Terapêuticas hipoglicemiantes e mortalidade específica por câncer em adultos diabéticos tratados com insulina
09 de maio de 2012
Equipe Editorial Bibliomed
Equipe Editorial Bibliomed
09 de maio de 2012 (Bibliomed). Tendo em vista a associação que existe entre tratamentos contra a diabetes e o risco de câncer, um estudo romeno apresentado no 15º Congresso Europeu de Endocrinologia avaliou a mortalidade específica do câncer em adultos diabéticos tratados com insulina.
Todos os pacientes que viviam em áreas urbanas, tinham mais de 40 anos e faziam tratamento com insulina foram incluídos no estudo na sua primeira consulta ambulatorial entre 01/01/2001 e 31/12/2008. Foi feito um acompanhamento de 11.366 pessoas (sendo 46,5% homens) para verificação de mortes por qualquer causa até 31/12/2010, através de uma conexão com a base de dados de mortalidade do Instituto Nacional de Estatísticas da Romênia. Os dados sobre mortalidade da população em geral foram obtidos da mesma forma, com base em atestados de óbito.

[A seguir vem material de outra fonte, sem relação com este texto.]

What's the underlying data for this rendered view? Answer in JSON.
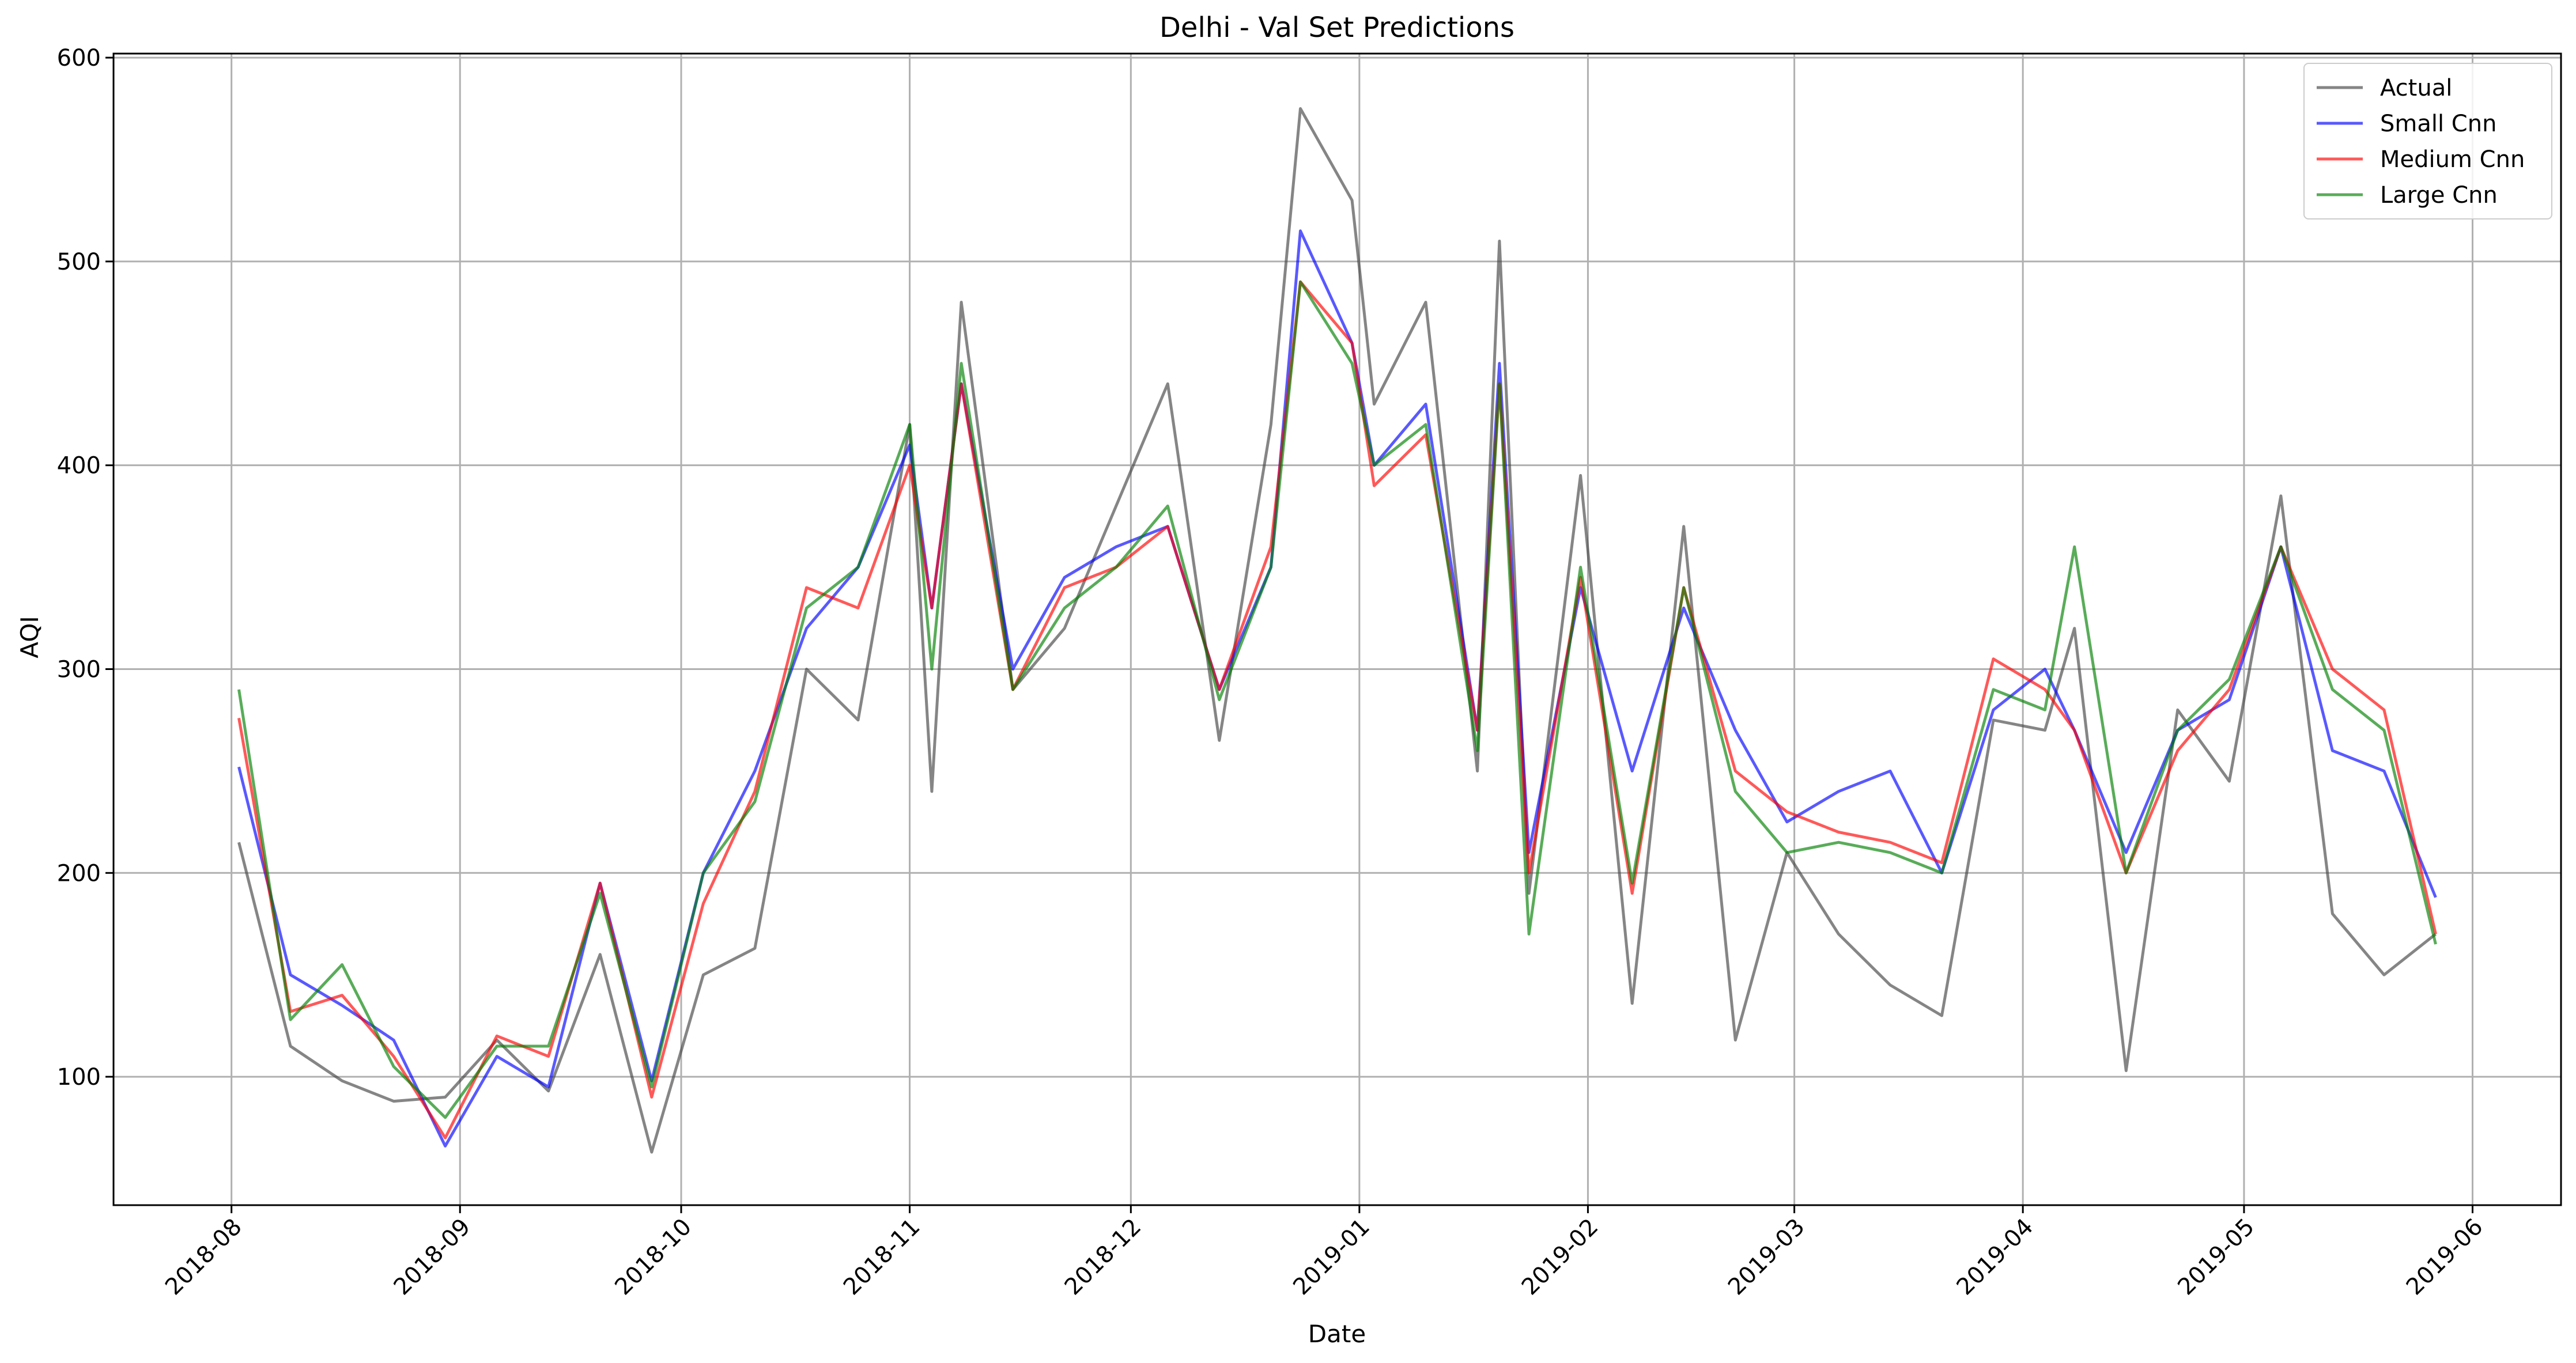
{
  "chart_data": {
    "type": "line",
    "title": "Delhi - Val Set Predictions",
    "xlabel": "Date",
    "ylabel": "AQI",
    "x_ticks": [
      "2018-08",
      "2018-09",
      "2018-10",
      "2018-11",
      "2018-12",
      "2019-01",
      "2019-02",
      "2019-03",
      "2019-04",
      "2019-05",
      "2019-06"
    ],
    "y_ticks": [
      100,
      200,
      300,
      400,
      500,
      600
    ],
    "xlim": [
      "2018-07-16",
      "2019-06-13"
    ],
    "ylim": [
      37,
      602
    ],
    "grid": true,
    "legend_position": "top-right",
    "x": [
      "2018-08-02",
      "2018-08-09",
      "2018-08-16",
      "2018-08-23",
      "2018-08-30",
      "2018-09-06",
      "2018-09-13",
      "2018-09-20",
      "2018-09-27",
      "2018-10-04",
      "2018-10-11",
      "2018-10-18",
      "2018-10-25",
      "2018-11-01",
      "2018-11-04",
      "2018-11-08",
      "2018-11-15",
      "2018-11-22",
      "2018-11-29",
      "2018-12-06",
      "2018-12-13",
      "2018-12-20",
      "2018-12-24",
      "2018-12-31",
      "2019-01-03",
      "2019-01-10",
      "2019-01-17",
      "2019-01-20",
      "2019-01-24",
      "2019-01-31",
      "2019-02-07",
      "2019-02-14",
      "2019-02-21",
      "2019-02-28",
      "2019-03-07",
      "2019-03-14",
      "2019-03-21",
      "2019-03-28",
      "2019-04-04",
      "2019-04-08",
      "2019-04-15",
      "2019-04-22",
      "2019-04-29",
      "2019-05-06",
      "2019-05-13",
      "2019-05-20",
      "2019-05-27"
    ],
    "series": [
      {
        "name": "Actual",
        "color": "#444444",
        "values": [
          215,
          115,
          98,
          88,
          90,
          118,
          93,
          160,
          63,
          150,
          163,
          300,
          275,
          420,
          240,
          480,
          290,
          320,
          380,
          440,
          265,
          420,
          575,
          530,
          430,
          480,
          250,
          510,
          190,
          395,
          136,
          370,
          118,
          210,
          170,
          145,
          130,
          275,
          270,
          320,
          103,
          280,
          245,
          385,
          180,
          150,
          170
        ]
      },
      {
        "name": "Small Cnn",
        "color": "#0000ff",
        "values": [
          252,
          150,
          135,
          118,
          66,
          110,
          95,
          195,
          98,
          200,
          250,
          320,
          350,
          410,
          330,
          440,
          300,
          345,
          360,
          370,
          290,
          350,
          515,
          460,
          400,
          430,
          270,
          450,
          210,
          340,
          250,
          330,
          270,
          225,
          240,
          250,
          200,
          280,
          300,
          270,
          210,
          270,
          285,
          360,
          260,
          250,
          188
        ]
      },
      {
        "name": "Medium Cnn",
        "color": "#ff0000",
        "values": [
          276,
          132,
          140,
          110,
          70,
          120,
          110,
          195,
          90,
          185,
          240,
          340,
          330,
          400,
          330,
          440,
          290,
          340,
          350,
          370,
          290,
          360,
          490,
          460,
          390,
          415,
          270,
          440,
          200,
          345,
          190,
          340,
          250,
          230,
          220,
          215,
          205,
          305,
          290,
          270,
          200,
          260,
          290,
          360,
          300,
          280,
          170
        ]
      },
      {
        "name": "Large Cnn",
        "color": "#008000",
        "values": [
          290,
          128,
          155,
          105,
          80,
          115,
          115,
          190,
          95,
          200,
          235,
          330,
          350,
          420,
          300,
          450,
          290,
          330,
          350,
          380,
          285,
          350,
          490,
          450,
          400,
          420,
          260,
          440,
          170,
          350,
          195,
          340,
          240,
          210,
          215,
          210,
          200,
          290,
          280,
          360,
          200,
          270,
          295,
          360,
          290,
          270,
          165
        ]
      }
    ]
  }
}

As receitas de medicamentos contra a diabetes estavam disponíveis em farmácias locais e instituições. Pacientes que foram acompanhados por menos de seis meses foram excluídos do estudo e foi feito um modelo de risco proporcional de Cox ajustado para sexo e idade.
A idade média dos pacientes foi 59.8±10.7 anos, com o tempo médio de acompanhamento de 6.75±2.98 anos. A taxa de mortalidade geral foi de 3.811 mortes, sendo que 531 falecimentos foram causados por câncer. Os cânceres mais frequentes foram pulmonar (17,7%), pancreático (12,6%), de fígado (12,1%), colorretal (11,3%), de mama (10,4%) e estômago (4,7%). As taxas ajustadas de risco para mortalidade de câncer (95%) foram: biguanidas 0.49 (0.35–0.68, P<0.001), sulfoniluréias 0.9 (0.64–1.26, P=0.54), insulina humana regular 1.17 (0.96–1.41, P=0.11), análogas regulares 0.74 (0.46–1.22, P=0.24), pré-misturas de insulina humana 0.85 (0.59–1.24, P<0.4), pré-misturas de análogas 0.91 (0.59–1.38, P<0.64), insulina humana de ação intermediária 0.82 (0.53–1.26, P=0.36), glargina 1.05 (0.64–1.74, P=0.84), e detemir 1.54 (0.75–3.15, P=0.24).
Os resultados encontrados levaram os pesquisadores a concluir que as biguanidas são a única escolha de tratamento de diabetes associada a um efeito estatístico significativo de proteção contra a mortalidade do câncer. Eles perceberam também que a exposição a análogas de ação prolongada não esteve associada a um aumento de mortalidade em pacientes tratados com insulina.
A pesquisa foi apresentada no 15º Congresso Europeu de Endocrinologia, que acontece entre os dias 5 e 9 de maio, em Florença, na Itália.
Fonte: 15º Congresso Europeu de Endocrinologia, 5 e 9 de maio de 2012, Florença, Itália.